Personal information
- Full name: Salvador Vázquez Ramos
- Date of birth: 8 May 1985 (age 39)
- Place of birth: Coquimatlán, Colima, Mexico
- Height: 1.72 m (5 ft 8 in)
- Position(s): Midfielder

Senior career*
- Years: Team / Apps / (Gls)
- 2006–2008: Real Colima / 55 / (1)
- 2009: Potros Chetumal / 7 / (1)
- 2009: Atlante F.C. / 1 / (0)
- 2009–2010: Guerreros de Hermosillo / 24 / (1)
- 2010–2011: Cruz Azul Hidalgo / 3 / (0)

= Salvador Vázquez =

Mexican footballer (born 1985)

Salvador Vázquez Ramos (born 8 May 1985) is a Mexican former footballer, who last played as a midfielder for Cruz Azul Hidalgo, in Liga de Ascenso.
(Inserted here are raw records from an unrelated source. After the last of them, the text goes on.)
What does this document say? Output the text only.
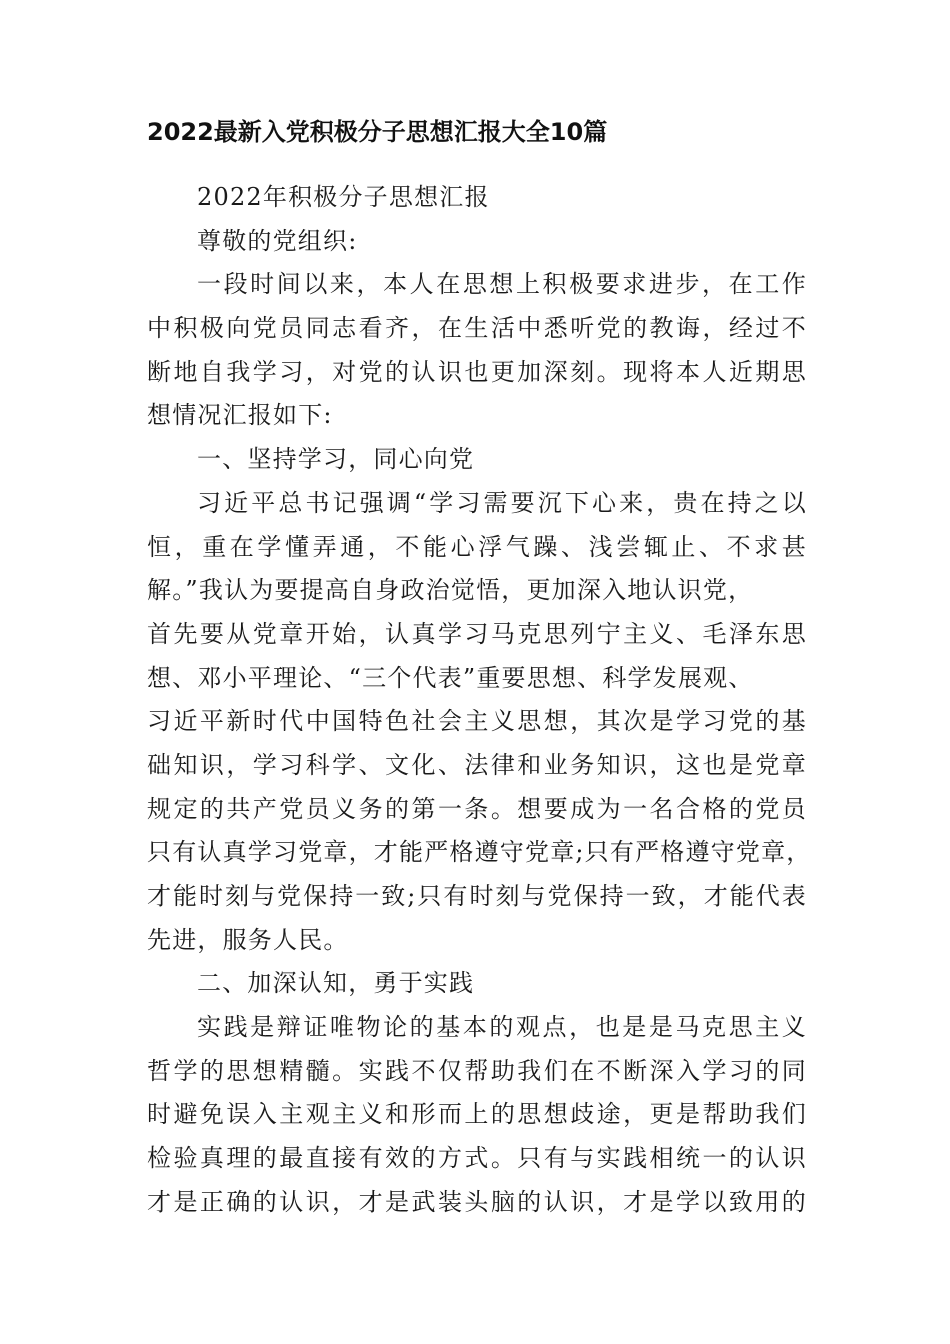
2022最新入党积极分子思想汇报大全10篇
2022年积极分子思想汇报
尊敬的党组织:
一段时间以来，本人在思想上积极要求进步，在工作
中积极向党员同志看齐，在生活中悉听党的教诲，经过不
断地自我学习，对党的认识也更加深刻。现将本人近期思
想情况汇报如下:
一、坚持学习，同心向党
习近平总书记强调“学习需要沉下心来，贵在持之以
恒，重在学懂弄通，不能心浮气躁、浅尝辄止、不求甚
解。”我认为要提高自身政治觉悟，更加深入地认识党，
首先要从党章开始，认真学习马克思列宁主义、毛泽东思
想、邓小平理论、“三个代表”重要思想、科学发展观、
习近平新时代中国特色社会主义思想，其次是学习党的基
础知识，学习科学、文化、法律和业务知识，这也是党章
规定的共产党员义务的第一条。想要成为一名合格的党员
只有认真学习党章，才能严格遵守党章;只有严格遵守党章，
才能时刻与党保持一致;只有时刻与党保持一致，才能代表
先进，服务人民。
二、加深认知，勇于实践
实践是辩证唯物论的基本的观点，也是是马克思主义
哲学的思想精髓。实践不仅帮助我们在不断深入学习的同
时避免误入主观主义和形而上的思想歧途，更是帮助我们
检验真理的最直接有效的方式。只有与实践相统一的认识
才是正确的认识，才是武装头脑的认识，才是学以致用的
Salvador began his career in his home state of Colima, with the Atlante former filial Pegaso Real de Colima. It later became Real Colima. He has also split time at Atlante's current filial, Potros Chetumal.

He made his professional debut on 8 February 2009 in a 1–1 tie with UANL Tigres.